Herrington: To Say It as It Is

Chris Herrington, Contributing Writer

     I suffered from horrible panic attacks almost my entire life….sometimes 5 or more a week, until my early 40’s about 15 years ago….I discovered that I had food allergies. And I was busy eating everything that made me sick…..emotionally overwhelmed.

     It started with coffee, BHT, BHA, MSG…the list just grew and grew and grew…..now I still am recovering even though I can’t remember when I had my last one……one a year or something now…but this time has been the longest ever since I was 4, when I had my first one.

     The passing of these has coincided with a humility of understanding the immense burden that others feel in their inability to communicate for fear of losing control, of being outted, of being criticized or rejected…Ironically, then…I end up coaching many people through really difficult areas of their lives where they are stuck or stiff and feeling recalcitrant towards their own inner voice.

     Sometimes people want permission, to pass along, to pass by, to pass through, or event to pass over……this kind of prepositional thinking is an awareness they have that something has to happen first before they can move along in life, and so I walk that bridge with them. So, what may seem like intelligence in me to others is really my listening deeply to the lessons that others are teaching with their lives: motivation, inference, self-abandonment, illogic and repression, blame, shame, guilt, anger, depression, and a host of really interesting hoops they use to keep feelings at bay and responses at further than arm’s reach…. and so I listen and see the unfolding and watch how they travel, and maybe make suggestions but mainly I edit what they are saying and say it back to them in an unusual form and they are jolted by that, even though it may be only a rearrangement of their own words…they have not been able to listen to themselves.

     This jolting, these koans made on the fly, are simply then the truth in what they have been saying to themselves all along but they were unable to hear deeply enough to engage or understand that what they had said was a message to themselves. Deep listening then is a tool for ferreting out the real sense of what someone is saying to themselves subconsciously.

     As you talk then, I can listen to you, to you personally……and it does not matter the outer subject, because language discloses the subtextually inferred subject without meaning to, unavoidably, without real resistance. Even though people attempt to hide or avoid speaking in an upfront manner, for fear of overwhelming or disclosing, or of becoming disarmed and vulnerable, they can’t help but to reveal themselves, and so any conversation becomes sacred and reveals their profane thoughts and insensitivities as well as the honest and vulnerable sides. It’s both charming and alarming to realize that we are so shallow and profound all the time. And the comical thing is that we have some ill-conceived notion that we are capable of being less than transparent.

     I talk with people all the time, and I see their trying to hide behind a twig or a broom stick, and I put my hands over my face with the slits between my fingers open and I ask, “Where are you?” It’s a fundamental part of the formalities of the game of self-opening that people will pretend to not be aware or will work at misunderstanding until such time as the whole ruse is a sham and that they have known all along. Usually, it ends with an, “I know, I really do know.”

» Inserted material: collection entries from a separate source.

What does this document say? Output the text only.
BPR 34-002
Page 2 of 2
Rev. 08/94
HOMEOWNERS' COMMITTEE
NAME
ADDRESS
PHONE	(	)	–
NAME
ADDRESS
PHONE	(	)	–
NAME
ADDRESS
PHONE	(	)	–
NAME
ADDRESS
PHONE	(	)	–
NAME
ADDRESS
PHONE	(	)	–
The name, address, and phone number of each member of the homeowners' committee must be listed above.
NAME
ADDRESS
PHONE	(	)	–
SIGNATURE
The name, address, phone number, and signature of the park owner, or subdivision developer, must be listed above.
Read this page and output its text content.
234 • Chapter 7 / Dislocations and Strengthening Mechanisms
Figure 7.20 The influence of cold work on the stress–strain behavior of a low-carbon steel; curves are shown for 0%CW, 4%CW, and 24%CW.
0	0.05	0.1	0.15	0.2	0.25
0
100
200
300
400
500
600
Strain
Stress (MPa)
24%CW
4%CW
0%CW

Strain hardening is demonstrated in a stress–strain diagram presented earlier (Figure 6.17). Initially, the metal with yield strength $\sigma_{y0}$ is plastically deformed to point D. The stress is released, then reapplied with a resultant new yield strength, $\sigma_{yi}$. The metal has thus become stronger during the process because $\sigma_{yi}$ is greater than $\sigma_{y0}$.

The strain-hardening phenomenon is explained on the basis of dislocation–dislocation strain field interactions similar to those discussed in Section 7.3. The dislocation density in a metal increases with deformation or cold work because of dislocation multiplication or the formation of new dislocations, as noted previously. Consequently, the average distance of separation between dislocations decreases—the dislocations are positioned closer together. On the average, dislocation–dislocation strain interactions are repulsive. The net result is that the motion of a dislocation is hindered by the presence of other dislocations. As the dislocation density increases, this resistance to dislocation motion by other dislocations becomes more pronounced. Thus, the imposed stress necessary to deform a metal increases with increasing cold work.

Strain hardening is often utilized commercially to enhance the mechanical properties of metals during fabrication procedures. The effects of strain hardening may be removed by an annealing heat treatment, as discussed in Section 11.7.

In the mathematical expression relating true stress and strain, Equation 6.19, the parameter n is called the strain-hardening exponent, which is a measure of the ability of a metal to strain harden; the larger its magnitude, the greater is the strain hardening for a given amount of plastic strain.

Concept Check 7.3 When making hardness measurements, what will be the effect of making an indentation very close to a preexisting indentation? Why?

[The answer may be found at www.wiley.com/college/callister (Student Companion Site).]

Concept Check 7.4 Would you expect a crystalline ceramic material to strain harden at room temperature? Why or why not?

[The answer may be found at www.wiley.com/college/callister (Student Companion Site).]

     My role then is to say, “No, you’re not a fool, and you are not stupid, and I don’t think that you are silly.” And then we have become friends by that time…and often I have to go through my own process of self-disclosure since it is only fair, and I tell my story and it becomes a point of rote access unless I actually arrive at a point where I too have to let go of my own defenses and worries, my own fear of vulnerability, or my own edges of analysis, which happens all the time…because if it is worth helping others to do it, it must be worth doing. So, I constantly go through the same process every week myself with several people and shed my skin and my own version of reality, as often as I breathe it seems. It’s a work that works on me as well as on others….and it is terribly intimidating and humiliating to try to defend against my own transformations, and so I have to let go all the time….and just allow it to happen, like I am asking others to do…..it’s only fair to do myself what I have asked of others. If it is worth doing, then it is worth doing too.

     And the work I do on myself is posted on my wall for everyone to see….what I work on or what I am passing through…and it happens in waves like an excavation….regardless….since there is no hiding anyways, so I put myself in plain sight, out in the open where no one would suspect since it is the last place we look. My best defense then is to put it out there and let it go with the wind.

     I have no idea why I have said this other than to say, this is what I do and who I am. Whatever.